The reason of this problem is similar, we should check in detach_entity_cfs_rq()
that se->avg.last_update_time != 0, before do detach_entity_load_avg().

Signed-off-by: Chengming Zhou <zhouchengming@bytedance.com>
Signed-off-by: Peter Zijlstra (Intel) <peterz@infradead.org>
Reviewed-by: Vincent Guittot <vincent.guittot@linaro.org>
Link: https://lore.kernel.org/r/20220818124805.601-7-zhouchengming@bytedance.com
---
 kernel/sched/fair.c | 11 +++++++++++
 1 file changed, 11 insertions(+)

diff --git a/kernel/sched/fair.c b/kernel/sched/fair.c
index f52e7dc..e92bc05 100644
--- a/kernel/sched/fair.c
+++ b/kernel/sched/fair.c
@@ -11557,6 +11557,17 @@ static void detach_entity_cfs_rq(struct sched_entity *se)
 {
 	struct cfs_rq *cfs_rq = cfs_rq_of(se);
 
+#ifdef CONFIG_SMP
+	/*
+	 * In case the task sched_avg hasn't been attached:
+	 * - A forked task which hasn't been woken up by wake_up_new_task().
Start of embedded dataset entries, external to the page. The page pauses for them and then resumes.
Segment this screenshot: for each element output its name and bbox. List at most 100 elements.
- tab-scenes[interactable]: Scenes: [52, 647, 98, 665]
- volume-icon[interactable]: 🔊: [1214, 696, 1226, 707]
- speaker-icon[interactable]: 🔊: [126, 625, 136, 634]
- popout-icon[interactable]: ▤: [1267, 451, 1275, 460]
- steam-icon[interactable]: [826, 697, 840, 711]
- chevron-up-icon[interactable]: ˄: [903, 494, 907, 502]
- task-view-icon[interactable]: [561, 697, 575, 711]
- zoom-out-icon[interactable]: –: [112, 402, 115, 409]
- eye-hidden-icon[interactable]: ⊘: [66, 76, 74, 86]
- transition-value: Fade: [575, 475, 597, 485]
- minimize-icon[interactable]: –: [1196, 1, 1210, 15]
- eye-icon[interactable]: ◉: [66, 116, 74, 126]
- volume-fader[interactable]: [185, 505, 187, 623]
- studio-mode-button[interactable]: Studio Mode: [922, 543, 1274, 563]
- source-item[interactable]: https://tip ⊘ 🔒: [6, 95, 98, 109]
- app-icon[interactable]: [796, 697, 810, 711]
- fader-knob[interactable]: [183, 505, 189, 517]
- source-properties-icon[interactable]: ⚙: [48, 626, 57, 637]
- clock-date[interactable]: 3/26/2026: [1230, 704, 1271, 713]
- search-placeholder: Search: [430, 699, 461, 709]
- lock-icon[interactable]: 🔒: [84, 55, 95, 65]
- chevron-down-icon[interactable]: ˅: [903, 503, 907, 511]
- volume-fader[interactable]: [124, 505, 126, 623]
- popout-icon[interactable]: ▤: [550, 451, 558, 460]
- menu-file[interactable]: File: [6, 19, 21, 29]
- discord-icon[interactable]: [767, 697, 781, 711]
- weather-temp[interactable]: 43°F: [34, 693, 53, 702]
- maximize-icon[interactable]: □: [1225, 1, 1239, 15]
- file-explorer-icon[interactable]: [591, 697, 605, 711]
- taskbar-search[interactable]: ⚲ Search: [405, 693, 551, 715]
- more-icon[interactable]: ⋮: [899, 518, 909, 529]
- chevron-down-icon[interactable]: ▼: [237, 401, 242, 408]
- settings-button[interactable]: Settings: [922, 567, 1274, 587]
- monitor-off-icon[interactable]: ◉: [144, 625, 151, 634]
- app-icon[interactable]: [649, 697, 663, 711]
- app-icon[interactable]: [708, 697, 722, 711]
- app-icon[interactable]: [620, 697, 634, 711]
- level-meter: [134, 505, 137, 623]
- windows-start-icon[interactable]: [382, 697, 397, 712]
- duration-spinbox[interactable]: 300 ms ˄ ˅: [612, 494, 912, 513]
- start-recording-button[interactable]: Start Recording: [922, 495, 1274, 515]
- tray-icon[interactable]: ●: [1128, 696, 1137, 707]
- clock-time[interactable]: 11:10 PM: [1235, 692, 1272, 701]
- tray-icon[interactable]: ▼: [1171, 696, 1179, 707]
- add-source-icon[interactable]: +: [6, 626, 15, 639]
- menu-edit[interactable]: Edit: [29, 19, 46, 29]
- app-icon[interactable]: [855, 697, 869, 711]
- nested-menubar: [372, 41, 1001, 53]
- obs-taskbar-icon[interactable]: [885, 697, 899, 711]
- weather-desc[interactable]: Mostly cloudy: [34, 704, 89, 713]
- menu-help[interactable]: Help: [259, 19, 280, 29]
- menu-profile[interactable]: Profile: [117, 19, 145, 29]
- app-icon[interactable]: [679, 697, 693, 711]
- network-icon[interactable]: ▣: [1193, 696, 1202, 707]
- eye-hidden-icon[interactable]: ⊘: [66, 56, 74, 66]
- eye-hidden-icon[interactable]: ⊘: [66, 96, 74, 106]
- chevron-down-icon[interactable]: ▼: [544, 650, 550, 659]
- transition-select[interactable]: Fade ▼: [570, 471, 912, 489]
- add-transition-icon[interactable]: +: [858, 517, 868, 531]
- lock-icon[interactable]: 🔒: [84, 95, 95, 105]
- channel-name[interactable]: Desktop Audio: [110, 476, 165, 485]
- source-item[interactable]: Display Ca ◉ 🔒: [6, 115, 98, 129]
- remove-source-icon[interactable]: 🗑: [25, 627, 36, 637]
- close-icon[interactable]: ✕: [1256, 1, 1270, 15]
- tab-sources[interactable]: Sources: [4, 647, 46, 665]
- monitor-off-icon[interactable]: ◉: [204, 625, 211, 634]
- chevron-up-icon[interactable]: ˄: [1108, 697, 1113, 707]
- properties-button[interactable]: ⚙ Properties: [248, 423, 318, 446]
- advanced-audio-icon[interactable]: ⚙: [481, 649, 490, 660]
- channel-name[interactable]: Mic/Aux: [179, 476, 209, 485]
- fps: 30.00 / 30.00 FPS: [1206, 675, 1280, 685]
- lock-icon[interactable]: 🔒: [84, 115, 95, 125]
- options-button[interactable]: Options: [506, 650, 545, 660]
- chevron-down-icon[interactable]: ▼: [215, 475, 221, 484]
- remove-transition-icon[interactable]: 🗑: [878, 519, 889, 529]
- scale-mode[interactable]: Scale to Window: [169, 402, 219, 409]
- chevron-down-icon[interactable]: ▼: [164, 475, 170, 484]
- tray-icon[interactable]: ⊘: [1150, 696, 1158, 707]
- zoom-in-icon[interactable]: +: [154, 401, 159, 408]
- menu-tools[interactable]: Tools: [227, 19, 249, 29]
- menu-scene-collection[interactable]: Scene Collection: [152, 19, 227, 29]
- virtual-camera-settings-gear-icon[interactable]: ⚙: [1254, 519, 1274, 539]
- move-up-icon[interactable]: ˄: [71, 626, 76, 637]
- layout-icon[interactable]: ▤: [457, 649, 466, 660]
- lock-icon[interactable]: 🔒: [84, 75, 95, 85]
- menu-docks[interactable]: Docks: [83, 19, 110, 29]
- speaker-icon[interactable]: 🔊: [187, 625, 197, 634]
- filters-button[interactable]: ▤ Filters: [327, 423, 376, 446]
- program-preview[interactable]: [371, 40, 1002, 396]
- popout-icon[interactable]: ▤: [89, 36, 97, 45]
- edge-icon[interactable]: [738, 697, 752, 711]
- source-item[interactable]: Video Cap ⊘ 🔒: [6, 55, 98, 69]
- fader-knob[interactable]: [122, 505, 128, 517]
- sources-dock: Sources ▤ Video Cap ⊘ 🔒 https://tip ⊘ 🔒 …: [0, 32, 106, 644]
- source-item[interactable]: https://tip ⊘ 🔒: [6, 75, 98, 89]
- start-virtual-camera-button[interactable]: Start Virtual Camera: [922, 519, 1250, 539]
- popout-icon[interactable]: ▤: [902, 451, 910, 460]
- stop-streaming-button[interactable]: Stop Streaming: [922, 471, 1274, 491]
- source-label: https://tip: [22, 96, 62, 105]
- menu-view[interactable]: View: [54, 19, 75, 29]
+	 * - A task which has been woken up by try_to_wake_up() but is
+	 *   waiting for actually being woken up by sched_ttwu_pending().
+	 */
+	if (!se->avg.last_update_time)
+		return;
+#endif
+
 	/* Catch up with the cfs_rq and remove our load when we leave */
 	update_load_avg(cfs_rq, se, 0);
 	detach_entity_load_avg(cfs_rq, se);